Is Capitalize Legit?
When I changed jobs in my mid-30s and had an old 401(k) sitting with my former employer, I kept putting off dealing with it. The process of rolling it over seemed like it would involve a lot of phone calls to people who would put me on hold and require forms I didn’t have handy. Then a friend mentioned he’d used Capitalize and had it handled in about a week with minimal effort on his part. That got my attention.
I looked into it seriously before using it, and here’s what I found.

What Capitalize Does
Capitalize is a rollover facilitation service. You give them your old 401(k) account details and choose where you want the money to go — either one of their IRA provider partners (Fidelity, Vanguard, Schwab, Betterment, and others) or any provider you select. They then handle the paperwork and communication with your old plan administrator and the new IRA provider, making sure the funds transfer correctly.
The transfer they facilitate is a direct rollover — funds move institution to institution, not through your hands. This matters because it avoids the 20% tax withholding that applies to indirect rollovers and eliminates the 60-day deadline risk.
They do this for free to the user. How they make money: they receive compensation from their partner IRA providers when users open accounts through the platform. This is disclosed. The caveat worth noting is that this creates some incentive to steer you toward partner providers, even though Capitalize emphasizes you can choose any provider. Worth keeping in mind when evaluating their recommendations.
User Experience
The platform is straightforward. You enter your old employer’s name, they try to locate the plan in their system (this works for most major employers; occasionally manual lookup is needed), and you select your destination. The interface doesn’t require you to understand the rollover process in detail — that’s the point.

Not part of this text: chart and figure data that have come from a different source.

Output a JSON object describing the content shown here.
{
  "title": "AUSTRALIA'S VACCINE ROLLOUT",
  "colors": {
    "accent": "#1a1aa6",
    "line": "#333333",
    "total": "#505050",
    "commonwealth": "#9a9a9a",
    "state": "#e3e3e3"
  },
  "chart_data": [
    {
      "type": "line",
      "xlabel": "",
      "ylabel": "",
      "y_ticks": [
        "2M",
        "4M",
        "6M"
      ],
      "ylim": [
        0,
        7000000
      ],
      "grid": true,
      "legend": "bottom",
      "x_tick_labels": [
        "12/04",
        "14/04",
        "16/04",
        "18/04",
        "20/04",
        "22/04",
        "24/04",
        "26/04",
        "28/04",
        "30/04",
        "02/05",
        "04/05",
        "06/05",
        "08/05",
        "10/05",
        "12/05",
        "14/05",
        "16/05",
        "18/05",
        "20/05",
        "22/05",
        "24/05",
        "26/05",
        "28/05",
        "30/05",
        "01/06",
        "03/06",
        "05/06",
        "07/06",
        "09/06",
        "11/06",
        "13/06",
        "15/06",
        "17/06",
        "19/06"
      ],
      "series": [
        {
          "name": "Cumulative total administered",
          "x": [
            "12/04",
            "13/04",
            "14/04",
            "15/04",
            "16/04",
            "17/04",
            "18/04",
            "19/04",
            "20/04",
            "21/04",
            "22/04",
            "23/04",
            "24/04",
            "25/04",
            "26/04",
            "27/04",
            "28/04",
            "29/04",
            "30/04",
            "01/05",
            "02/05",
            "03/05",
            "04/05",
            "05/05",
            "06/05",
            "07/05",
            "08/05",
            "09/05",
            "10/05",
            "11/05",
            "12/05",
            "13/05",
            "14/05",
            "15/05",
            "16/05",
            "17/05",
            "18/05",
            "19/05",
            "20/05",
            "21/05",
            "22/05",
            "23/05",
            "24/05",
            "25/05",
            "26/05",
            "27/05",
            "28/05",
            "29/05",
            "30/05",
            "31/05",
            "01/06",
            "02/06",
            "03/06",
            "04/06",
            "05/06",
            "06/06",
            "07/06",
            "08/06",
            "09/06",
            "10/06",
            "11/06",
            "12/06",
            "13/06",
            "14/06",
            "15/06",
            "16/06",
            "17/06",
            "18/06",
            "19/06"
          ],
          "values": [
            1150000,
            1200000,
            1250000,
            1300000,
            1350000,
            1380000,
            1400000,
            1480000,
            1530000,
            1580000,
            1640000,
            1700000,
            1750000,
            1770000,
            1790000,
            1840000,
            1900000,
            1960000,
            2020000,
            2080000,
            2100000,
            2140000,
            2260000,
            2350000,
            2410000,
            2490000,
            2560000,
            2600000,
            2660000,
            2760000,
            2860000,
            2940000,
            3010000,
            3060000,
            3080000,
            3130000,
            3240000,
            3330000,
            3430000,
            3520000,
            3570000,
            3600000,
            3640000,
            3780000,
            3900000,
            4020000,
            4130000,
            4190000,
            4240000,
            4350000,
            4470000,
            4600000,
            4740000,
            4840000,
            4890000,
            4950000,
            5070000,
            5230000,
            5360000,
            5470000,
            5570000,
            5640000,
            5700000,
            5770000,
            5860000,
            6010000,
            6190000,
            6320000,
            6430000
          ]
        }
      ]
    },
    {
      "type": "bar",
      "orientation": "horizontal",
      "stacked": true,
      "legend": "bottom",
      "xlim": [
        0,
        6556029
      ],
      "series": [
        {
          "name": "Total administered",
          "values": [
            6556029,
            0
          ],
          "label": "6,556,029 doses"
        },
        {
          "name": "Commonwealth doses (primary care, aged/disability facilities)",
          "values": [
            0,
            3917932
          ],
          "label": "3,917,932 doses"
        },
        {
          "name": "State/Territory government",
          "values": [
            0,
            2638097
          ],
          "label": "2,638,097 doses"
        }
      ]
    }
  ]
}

Customer support is reachable and responsive. Given that 401(k) rollovers involve real retirement money and the coordination of multiple financial institutions, the quality of support when something goes sideways matters a lot. The reviews generally reflect positive experiences, though some users note that timelines can extend when plan administrators are slow to respond — which is outside Capitalize’s control but still affects the experience.
Regulatory Compliance and Security
Capitalize doesn’t hold your money — they facilitate the transfer between institutions. They’re not a bank or brokerage. Your money stays in ERISA-protected retirement accounts throughout the process.
They comply with financial data privacy regulations and use industry-standard encryption for the personal and financial data you share with them. Their platform undergoes security audits. I haven’t found any credible reports of data breaches or regulatory actions against the company.
Transparency
Capitalize publishes clear information about how they operate, how they make money, and what the rollover process looks like step by step. Their blog content is genuinely useful — explanations of rollover rules, comparisons of IRA providers, articles on the costs of leaving 401(k)s sitting with old employers. The quality of educational content suggests they’re trying to build a real relationship with users, not just push people through a funnel.
They don’t restrict you to their partner providers, and they’re explicit about this. You can direct your rollover to any IRA custodian you choose.
How It Compares
- Cost: Free to users. Some competing services charge fees for rollover assistance — Capitalize’s model is consumer-favorable here.
- Ease of Use: Significantly easier than doing it yourself, especially if your old plan has complex paperwork requirements or your former employer’s HR department is difficult to reach.
- Support Quality: Better than handling it alone. Reviewers consistently mention the guidance through the process as a meaningful value add.
Potential Concerns
The revenue model creates a bias toward steering users toward partner providers. This doesn’t mean partner providers are bad choices — Fidelity, Vanguard, and Schwab are excellent — but it’s worth going in with awareness that “recommendations” may reflect business relationships. Do your own comparison of IRA providers based on fees, investment options, and account features before accepting the suggested destination.
Timelines can vary. Simple rollovers from well-organized plans might complete in 1-2 weeks. More complex situations involving plans with unusual paperwork requirements or unresponsive administrators can take significantly longer.
The Bottom Line
Capitalize is legitimate and genuinely useful. For the specific task it’s designed for — facilitating a 401(k) rollover to an IRA — it works well and eliminates most of the friction that causes people to procrastinate on this decision for years. The business model is transparent, the security practices are standard, and the user experience is meaningfully better than navigating the rollover process on your own.
The main thing I’d add: research your destination IRA provider independently before letting Capitalize’s interface suggest one. Picking the right IRA home for your retirement savings is its own important decision that shouldn’t be made by default.